Il motivo più comune per cui le dita provano dolore sono le lacerazioni. Se hai sbattuto le dita contro una superficie spigolosa o sono state pizzicate tra due superfici può succedere che le dita si gonfino. E' bene tenere sotto controllo la reazione, che potrebbe manifestarsi anche qualche ora dopo l'impatto. In caso di gonfiore o dolore forte si può massaggiare una pomata per i traumi fino al completo assorbiment Anche le infezioni sono piuttosto diffuse e spesso vengono sottovalutate. Da un piccolo taglio può nascere un'infezione profonda che può causare persino la febbre. E' bene quindi medicare immediatamente la zona e disinfettare il taglio per evitare che venga intaccato da germi e batteri. La borsite è invece un'infiammazione piuttosto dolorosa che provoca il gonfiore delle dita: a volte si ingrossano così tanto da non riuscire a chiudere le dita e ad afferrare gli oggetti.

Come si curano le infiammazioni?
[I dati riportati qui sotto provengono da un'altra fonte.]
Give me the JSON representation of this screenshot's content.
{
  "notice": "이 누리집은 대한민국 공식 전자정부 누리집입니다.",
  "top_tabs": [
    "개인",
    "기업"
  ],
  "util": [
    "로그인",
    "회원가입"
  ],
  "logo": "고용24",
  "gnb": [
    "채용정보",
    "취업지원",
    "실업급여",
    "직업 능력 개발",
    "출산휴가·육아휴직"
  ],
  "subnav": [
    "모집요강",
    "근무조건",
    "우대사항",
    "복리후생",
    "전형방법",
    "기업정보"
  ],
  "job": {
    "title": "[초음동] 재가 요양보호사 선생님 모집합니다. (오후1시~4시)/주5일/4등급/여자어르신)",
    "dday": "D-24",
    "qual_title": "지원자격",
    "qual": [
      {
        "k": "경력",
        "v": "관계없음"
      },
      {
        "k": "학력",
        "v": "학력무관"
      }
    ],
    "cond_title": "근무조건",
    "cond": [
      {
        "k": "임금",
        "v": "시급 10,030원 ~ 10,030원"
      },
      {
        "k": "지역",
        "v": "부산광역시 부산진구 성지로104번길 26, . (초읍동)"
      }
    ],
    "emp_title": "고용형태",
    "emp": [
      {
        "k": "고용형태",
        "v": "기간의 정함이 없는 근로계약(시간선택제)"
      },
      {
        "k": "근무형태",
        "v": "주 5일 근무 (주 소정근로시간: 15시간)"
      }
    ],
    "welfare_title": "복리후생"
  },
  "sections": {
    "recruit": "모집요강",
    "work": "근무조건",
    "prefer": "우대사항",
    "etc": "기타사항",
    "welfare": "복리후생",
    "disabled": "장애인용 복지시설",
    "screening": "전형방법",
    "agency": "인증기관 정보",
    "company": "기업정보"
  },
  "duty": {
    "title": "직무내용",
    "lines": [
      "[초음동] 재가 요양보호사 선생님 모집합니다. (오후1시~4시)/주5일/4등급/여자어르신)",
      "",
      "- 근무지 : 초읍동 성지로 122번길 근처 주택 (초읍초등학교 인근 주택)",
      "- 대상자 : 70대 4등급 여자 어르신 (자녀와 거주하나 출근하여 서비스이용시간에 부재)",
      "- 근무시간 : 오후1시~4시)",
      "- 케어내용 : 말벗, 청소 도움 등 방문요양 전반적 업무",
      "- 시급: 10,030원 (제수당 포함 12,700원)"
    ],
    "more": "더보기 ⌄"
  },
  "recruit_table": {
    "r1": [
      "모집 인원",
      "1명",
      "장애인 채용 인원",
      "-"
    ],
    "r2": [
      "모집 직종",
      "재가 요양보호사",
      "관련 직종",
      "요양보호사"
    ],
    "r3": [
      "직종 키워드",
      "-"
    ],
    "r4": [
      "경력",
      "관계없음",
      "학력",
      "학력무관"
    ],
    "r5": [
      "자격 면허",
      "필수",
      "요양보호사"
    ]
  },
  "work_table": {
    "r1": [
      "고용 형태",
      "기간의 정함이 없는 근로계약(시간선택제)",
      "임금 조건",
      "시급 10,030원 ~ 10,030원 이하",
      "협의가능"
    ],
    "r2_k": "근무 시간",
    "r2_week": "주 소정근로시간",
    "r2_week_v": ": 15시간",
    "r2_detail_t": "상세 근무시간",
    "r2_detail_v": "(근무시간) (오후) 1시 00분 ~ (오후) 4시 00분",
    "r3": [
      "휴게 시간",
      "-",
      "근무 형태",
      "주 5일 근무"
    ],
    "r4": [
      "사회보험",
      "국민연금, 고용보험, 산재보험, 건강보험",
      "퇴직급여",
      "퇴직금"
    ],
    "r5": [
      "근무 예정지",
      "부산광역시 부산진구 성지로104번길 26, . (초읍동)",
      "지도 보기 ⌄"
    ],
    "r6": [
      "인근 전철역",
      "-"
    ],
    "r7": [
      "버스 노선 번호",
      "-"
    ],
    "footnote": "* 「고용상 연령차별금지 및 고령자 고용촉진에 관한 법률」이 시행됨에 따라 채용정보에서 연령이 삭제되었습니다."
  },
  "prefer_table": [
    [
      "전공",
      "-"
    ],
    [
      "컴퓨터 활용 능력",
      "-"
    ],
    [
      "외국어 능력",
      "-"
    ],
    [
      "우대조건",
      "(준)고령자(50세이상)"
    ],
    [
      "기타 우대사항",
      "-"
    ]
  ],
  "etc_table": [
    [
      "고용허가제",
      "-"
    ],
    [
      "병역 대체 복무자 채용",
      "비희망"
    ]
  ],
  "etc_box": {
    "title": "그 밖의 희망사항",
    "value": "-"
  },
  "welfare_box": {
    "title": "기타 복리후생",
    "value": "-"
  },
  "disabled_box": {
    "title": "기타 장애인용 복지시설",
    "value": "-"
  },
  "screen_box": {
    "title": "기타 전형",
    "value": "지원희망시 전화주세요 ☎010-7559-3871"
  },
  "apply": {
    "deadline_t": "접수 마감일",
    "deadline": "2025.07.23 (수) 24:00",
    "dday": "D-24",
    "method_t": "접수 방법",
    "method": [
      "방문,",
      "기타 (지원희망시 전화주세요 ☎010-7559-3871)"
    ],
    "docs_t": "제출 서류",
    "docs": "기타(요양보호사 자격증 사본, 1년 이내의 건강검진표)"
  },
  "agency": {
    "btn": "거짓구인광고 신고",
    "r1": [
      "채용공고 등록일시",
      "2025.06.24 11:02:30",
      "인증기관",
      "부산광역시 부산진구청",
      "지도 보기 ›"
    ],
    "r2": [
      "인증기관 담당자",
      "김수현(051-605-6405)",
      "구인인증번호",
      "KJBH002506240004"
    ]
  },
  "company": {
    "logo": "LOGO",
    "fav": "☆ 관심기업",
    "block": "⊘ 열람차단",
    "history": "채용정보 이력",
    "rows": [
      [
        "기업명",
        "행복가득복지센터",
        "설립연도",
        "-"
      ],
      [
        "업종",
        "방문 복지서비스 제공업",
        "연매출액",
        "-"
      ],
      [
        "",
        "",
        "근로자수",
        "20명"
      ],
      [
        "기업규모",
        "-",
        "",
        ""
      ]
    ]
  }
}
Alcuni rimedi naturali sono particolarmente efficaci: si può infatti provare a immergere le dita nell'acqua fredda in cui è stato lasciato in immersione del rosmarino. Le sue proprietà antinfiammatorie infatti permettono di ridurre il dolore di articolazioni e cartilagini. Se vi siete tagliati per scongiurare l'infezione potete sfregare un dente d'aglio sulla lesione, mentre in caso di infiammazioni forti si può utilizzare lo zenzero: grattugiane un cucchiaio e versalo in acqua bollente; una volta tiepida immergi le dita e lasciale in immersione per 10 minuti. Potete anche provare a stendere lo zenzero grattugiato su una benda e arrotolarla attorno alle dita, avendo cura di non stringere troppo.